Last summer President Barack Obama famously revealed he had John Coltrane and Miles Davis on his iPod. So it seemed just a matter of time before a crisp ride cymbal pulsing in swing time would be heard within the White House.

This past Tuesday the Obamas hosted an evening of jazz and spoken word performances. Among invited performers were jazz musicians Esperanza Spalding (NPR Music archive) and pianist Eric Lewis.

Spalding should leave her bass in a closet there and start a House band (capital H intended). In addition to her participation in last Tuesday's White House Poetry Jam, she also performed in a tribute to Stevie Wonder back in February.

Jazz at the White House has an interesting history.

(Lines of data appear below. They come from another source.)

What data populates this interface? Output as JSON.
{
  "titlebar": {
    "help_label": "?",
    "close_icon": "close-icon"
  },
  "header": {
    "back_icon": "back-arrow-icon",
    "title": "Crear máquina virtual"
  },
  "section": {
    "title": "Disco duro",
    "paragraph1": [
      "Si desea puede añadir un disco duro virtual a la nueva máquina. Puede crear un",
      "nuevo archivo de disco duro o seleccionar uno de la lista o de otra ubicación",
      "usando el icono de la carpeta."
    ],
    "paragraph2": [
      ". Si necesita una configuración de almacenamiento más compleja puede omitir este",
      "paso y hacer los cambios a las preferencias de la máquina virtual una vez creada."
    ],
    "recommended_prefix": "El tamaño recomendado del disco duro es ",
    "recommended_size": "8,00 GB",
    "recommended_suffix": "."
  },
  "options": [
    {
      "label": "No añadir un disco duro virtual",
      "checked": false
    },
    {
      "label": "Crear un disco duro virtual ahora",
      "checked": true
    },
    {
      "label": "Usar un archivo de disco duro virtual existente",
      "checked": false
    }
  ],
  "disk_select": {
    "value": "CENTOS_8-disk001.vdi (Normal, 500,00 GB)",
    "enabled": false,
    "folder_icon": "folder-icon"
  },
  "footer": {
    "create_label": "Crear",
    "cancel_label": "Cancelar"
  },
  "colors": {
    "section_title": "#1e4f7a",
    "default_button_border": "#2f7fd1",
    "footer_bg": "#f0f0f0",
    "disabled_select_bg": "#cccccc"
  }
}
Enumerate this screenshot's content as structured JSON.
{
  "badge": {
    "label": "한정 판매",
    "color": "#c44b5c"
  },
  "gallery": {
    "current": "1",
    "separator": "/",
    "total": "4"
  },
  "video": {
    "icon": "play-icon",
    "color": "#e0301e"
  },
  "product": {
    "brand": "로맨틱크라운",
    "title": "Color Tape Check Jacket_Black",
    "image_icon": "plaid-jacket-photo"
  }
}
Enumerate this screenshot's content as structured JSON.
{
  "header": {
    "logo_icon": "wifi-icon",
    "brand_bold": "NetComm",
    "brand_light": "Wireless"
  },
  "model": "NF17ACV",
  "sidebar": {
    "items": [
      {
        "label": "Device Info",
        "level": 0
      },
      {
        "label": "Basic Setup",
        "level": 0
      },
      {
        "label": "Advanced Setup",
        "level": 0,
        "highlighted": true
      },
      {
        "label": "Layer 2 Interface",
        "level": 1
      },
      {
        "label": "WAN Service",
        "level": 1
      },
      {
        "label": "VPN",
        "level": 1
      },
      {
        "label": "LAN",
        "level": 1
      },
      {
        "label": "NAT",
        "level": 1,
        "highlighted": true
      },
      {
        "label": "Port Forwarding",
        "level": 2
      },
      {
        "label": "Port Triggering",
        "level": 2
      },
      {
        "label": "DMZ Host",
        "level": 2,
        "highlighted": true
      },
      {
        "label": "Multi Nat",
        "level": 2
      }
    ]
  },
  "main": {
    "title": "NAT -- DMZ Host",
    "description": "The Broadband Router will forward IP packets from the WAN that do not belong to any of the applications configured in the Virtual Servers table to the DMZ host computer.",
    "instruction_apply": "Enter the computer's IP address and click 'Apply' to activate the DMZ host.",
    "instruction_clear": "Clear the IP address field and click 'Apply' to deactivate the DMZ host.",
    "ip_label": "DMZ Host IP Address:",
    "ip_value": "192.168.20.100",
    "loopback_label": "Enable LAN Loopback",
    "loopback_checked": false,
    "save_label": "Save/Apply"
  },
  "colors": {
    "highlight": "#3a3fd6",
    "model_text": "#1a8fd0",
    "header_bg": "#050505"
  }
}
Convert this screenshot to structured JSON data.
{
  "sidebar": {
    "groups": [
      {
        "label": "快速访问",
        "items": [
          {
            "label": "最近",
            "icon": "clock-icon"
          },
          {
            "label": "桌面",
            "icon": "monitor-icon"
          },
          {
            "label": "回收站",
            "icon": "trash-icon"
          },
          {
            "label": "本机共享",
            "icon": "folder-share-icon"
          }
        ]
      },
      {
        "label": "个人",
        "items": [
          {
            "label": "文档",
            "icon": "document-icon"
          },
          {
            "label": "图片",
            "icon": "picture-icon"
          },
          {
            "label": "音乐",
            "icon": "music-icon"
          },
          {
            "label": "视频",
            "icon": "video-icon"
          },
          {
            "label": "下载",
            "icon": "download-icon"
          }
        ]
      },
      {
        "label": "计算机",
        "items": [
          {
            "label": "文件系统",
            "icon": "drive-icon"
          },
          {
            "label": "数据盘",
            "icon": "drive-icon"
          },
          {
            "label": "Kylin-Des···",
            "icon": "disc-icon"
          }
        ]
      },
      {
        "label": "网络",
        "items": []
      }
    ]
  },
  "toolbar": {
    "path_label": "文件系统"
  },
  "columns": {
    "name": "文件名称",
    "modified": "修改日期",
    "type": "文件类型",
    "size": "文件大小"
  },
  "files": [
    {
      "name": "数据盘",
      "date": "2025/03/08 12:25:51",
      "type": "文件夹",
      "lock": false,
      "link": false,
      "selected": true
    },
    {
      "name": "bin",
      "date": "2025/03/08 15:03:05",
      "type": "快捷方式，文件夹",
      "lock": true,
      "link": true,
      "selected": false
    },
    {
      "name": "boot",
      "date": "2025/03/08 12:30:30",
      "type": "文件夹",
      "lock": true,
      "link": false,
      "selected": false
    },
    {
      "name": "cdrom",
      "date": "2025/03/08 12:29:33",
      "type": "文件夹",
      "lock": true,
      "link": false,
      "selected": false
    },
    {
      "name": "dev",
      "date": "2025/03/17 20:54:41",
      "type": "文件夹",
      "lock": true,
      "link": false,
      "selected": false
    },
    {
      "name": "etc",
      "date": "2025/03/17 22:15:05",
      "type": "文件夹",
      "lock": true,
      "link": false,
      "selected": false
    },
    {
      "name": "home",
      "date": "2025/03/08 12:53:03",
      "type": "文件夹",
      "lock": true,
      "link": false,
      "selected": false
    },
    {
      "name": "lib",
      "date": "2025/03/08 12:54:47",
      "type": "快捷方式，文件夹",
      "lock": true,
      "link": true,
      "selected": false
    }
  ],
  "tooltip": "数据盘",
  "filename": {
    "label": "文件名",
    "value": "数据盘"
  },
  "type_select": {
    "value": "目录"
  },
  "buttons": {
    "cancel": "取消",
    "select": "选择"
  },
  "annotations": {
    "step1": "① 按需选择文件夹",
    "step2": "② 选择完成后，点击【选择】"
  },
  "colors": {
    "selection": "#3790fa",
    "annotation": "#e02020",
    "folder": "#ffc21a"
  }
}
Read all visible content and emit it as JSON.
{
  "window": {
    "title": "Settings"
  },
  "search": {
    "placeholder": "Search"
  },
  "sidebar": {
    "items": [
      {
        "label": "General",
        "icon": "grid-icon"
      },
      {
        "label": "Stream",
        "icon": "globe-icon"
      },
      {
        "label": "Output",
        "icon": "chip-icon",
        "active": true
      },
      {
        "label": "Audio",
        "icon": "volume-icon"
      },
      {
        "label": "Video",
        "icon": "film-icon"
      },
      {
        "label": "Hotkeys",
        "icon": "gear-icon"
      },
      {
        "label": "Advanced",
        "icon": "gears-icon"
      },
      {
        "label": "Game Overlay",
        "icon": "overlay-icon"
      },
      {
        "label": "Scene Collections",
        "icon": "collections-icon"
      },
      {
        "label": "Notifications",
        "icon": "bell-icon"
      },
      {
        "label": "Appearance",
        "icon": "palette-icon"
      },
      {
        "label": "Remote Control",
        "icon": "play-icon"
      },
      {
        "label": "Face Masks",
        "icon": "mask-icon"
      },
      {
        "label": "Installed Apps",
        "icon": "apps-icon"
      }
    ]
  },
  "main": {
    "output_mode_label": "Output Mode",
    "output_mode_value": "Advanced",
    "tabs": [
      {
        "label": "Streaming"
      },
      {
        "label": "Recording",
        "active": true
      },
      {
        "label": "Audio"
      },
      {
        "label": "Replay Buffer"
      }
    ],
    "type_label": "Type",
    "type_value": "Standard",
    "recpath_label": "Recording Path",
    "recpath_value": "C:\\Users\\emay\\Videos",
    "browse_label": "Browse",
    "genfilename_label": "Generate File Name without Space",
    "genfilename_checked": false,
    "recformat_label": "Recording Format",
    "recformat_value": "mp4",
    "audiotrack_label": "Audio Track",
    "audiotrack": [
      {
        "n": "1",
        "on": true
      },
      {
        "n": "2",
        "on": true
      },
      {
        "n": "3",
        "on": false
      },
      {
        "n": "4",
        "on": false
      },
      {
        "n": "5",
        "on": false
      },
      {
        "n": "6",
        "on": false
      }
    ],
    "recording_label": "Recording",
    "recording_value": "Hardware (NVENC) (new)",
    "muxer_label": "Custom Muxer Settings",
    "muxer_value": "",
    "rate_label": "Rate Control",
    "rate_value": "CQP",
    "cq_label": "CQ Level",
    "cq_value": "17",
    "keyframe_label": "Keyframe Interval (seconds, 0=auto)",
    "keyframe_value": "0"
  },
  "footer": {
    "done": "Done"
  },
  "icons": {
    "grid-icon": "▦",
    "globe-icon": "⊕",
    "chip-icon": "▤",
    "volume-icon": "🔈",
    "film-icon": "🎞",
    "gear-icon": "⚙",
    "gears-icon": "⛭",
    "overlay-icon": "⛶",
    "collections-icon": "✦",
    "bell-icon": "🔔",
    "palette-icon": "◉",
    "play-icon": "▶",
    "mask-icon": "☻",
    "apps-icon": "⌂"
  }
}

According to a George Washington University Web site, the first jazz gig there was on Nov. 19, 1962 by the Paul Winter Jazz Sextet (for JFK). [UPDATE: According to Elise K. Kirk's Music at the White House, swing bands were invited to perform since Roosevelt's administration, but the closest one gets to what most would call jazz now is Paul Whiteman. --Ed.] If the list of performers is to be believed, the Republican administrations were just as progressive in their jazz tastes as the Democrats.

It's been just over 100 days and the Obamas have offered more jazz concerts than George H.W. Bush (who offered no jazz concerts in his four years in office). I think it's a safe bet to count on even more East Room jazz gigs before too long.

If you were scheduling White House jazz concerts, who would you put on stage?